Our core curriculum combines the strong foundation of a traditional curriculum with alternative paths. You will take courses in four areas (below) that progress toward a Integrative Capstone Seminar that combine the wisdom accrued in your major with more general questions from across the spectrum of human inquiry.

Professor leading a seminar discussion

Core courses are small, and stress basic critical thinking, clear writing, and analyzing issues from different perspectives. You are challenged to raise thoughtful questions, evaluate conclusions and arguments, and devise creative solutions.

Creative Arts: Courses examine questions common to all the arts. You will explore both the broad purposes of all the arts as well as unique achievements of particular art forms. Courses focus on basic principles - representation, evocation, and context - shared by all the arts. You will concentrate on understanding how each of the different arts make use of these fundamental ideas.

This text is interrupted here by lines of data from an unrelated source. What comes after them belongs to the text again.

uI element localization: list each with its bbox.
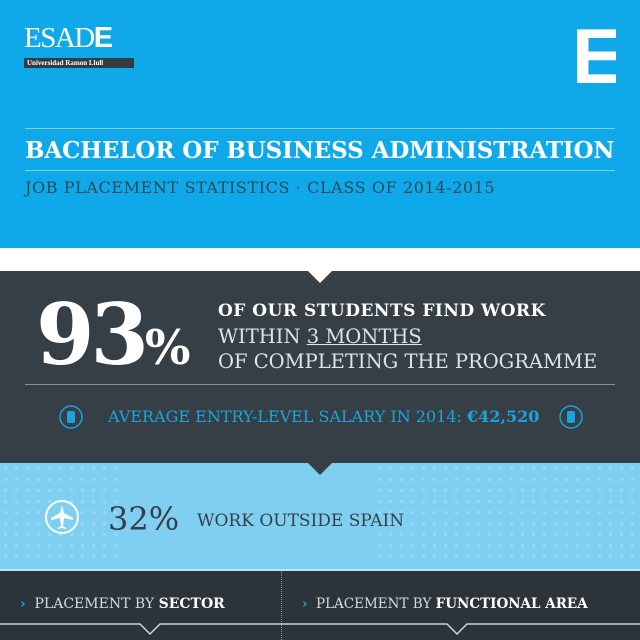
- panel: abroad: [0, 463, 640, 569]
- title: BACHELOR OF BUSINESS ADMINISTRATION: [25, 137, 614, 164]
- salary row: AVERAGE ENTRY-LEVEL SALARY IN 2014: €42,520: [108, 407, 539, 426]
- panel: employment stats: [0, 271, 640, 463]
- stat: 32%: 32%: [108, 500, 179, 538]
- icon: coins right: [559, 405, 583, 429]
- salary row: [59, 405, 583, 429]
- heading: sector: › PLACEMENT BY SECTOR: [20, 596, 225, 612]
- panel: placement headers: [0, 571, 640, 640]
- logo: ESADE: ESADE: [24, 22, 112, 54]
- subtitle: JOB PLACEMENT STATISTICS · CLASS OF 2014-2015: [25, 178, 495, 197]
- heading: functional area: › PLACEMENT BY FUNCTIONAL AREA: [302, 596, 588, 612]
- icon: plane: [45, 500, 79, 534]
- icon: coins left: [59, 405, 83, 429]
- panel: abroad: WORK OUTSIDE SPAIN: [197, 511, 404, 531]
- text block: statement: [218, 301, 597, 373]
- logo: ESADE: Universidad Ramon Llull: [27, 59, 103, 67]
- logo: ESADE: [24, 22, 134, 68]
- panel: header: [0, 0, 640, 248]
- text block: statement: OF COMPLETING THE PROGRAMME: [218, 350, 597, 373]
- text block: statement: WITHIN 3 MONTHS: [218, 325, 422, 348]
- big number 93%: 93%: [36, 285, 191, 384]
- text block: statement: OF OUR STUDENTS FIND WORK: [218, 301, 546, 321]
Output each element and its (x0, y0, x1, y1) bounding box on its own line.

Human Heritage: Courses explore the rich traditions that shape human social life, including the ideas, visions, and cultural practices that are shared, lasting, and tenacious. Whether we look at the prevailing values of modern, cosmopolitan society or the folk traditions that develop in small communities, these deeply rooted realities help us to understand our identity and to make choices about our affinity with family, community, history, values, and place. Through direct engagement with primary texts, you'll learn to ask questions, debate ideas, and come to understand ways that we experience past events and ideas as part of the fabric of our lives.

Professor and student

Self and Society: Courses foster a deeper understanding of both ourselves and our society, which enables us to transform both. Societies provide the ground in which we grow and develop. It is impossible to understand ourselves and those around us without an understanding of the societies that have and are shaping us. This understanding of the social world in which we think, work, and live enables us to be more than just the passive recipients of this "shaping." Furthermore, societies are also shaped by the beliefs, values, and activities of human beings. Consciously shaping one's own society for the better requires an understanding of the current structure and what created it; in particular, an awareness that what seems "natural" are socially created ways of thinking and doing.

Professor assisting student

Science and Technology: Courses take a broad view of the scientific endeavor by studying scientific reasoning, discovery, and invention as they are understood in basic concepts that appear in particular historical contexts. Courses cover traditional advanced study in a particular scientific area as well as integrative courses such as oceanography, earth sciences, astronomy, and human biochemistry or health. Laboratory courses feature a hands on  dimension such as field work, regular laboratory sessions, or other appropriate methodical testing of classroom concepts.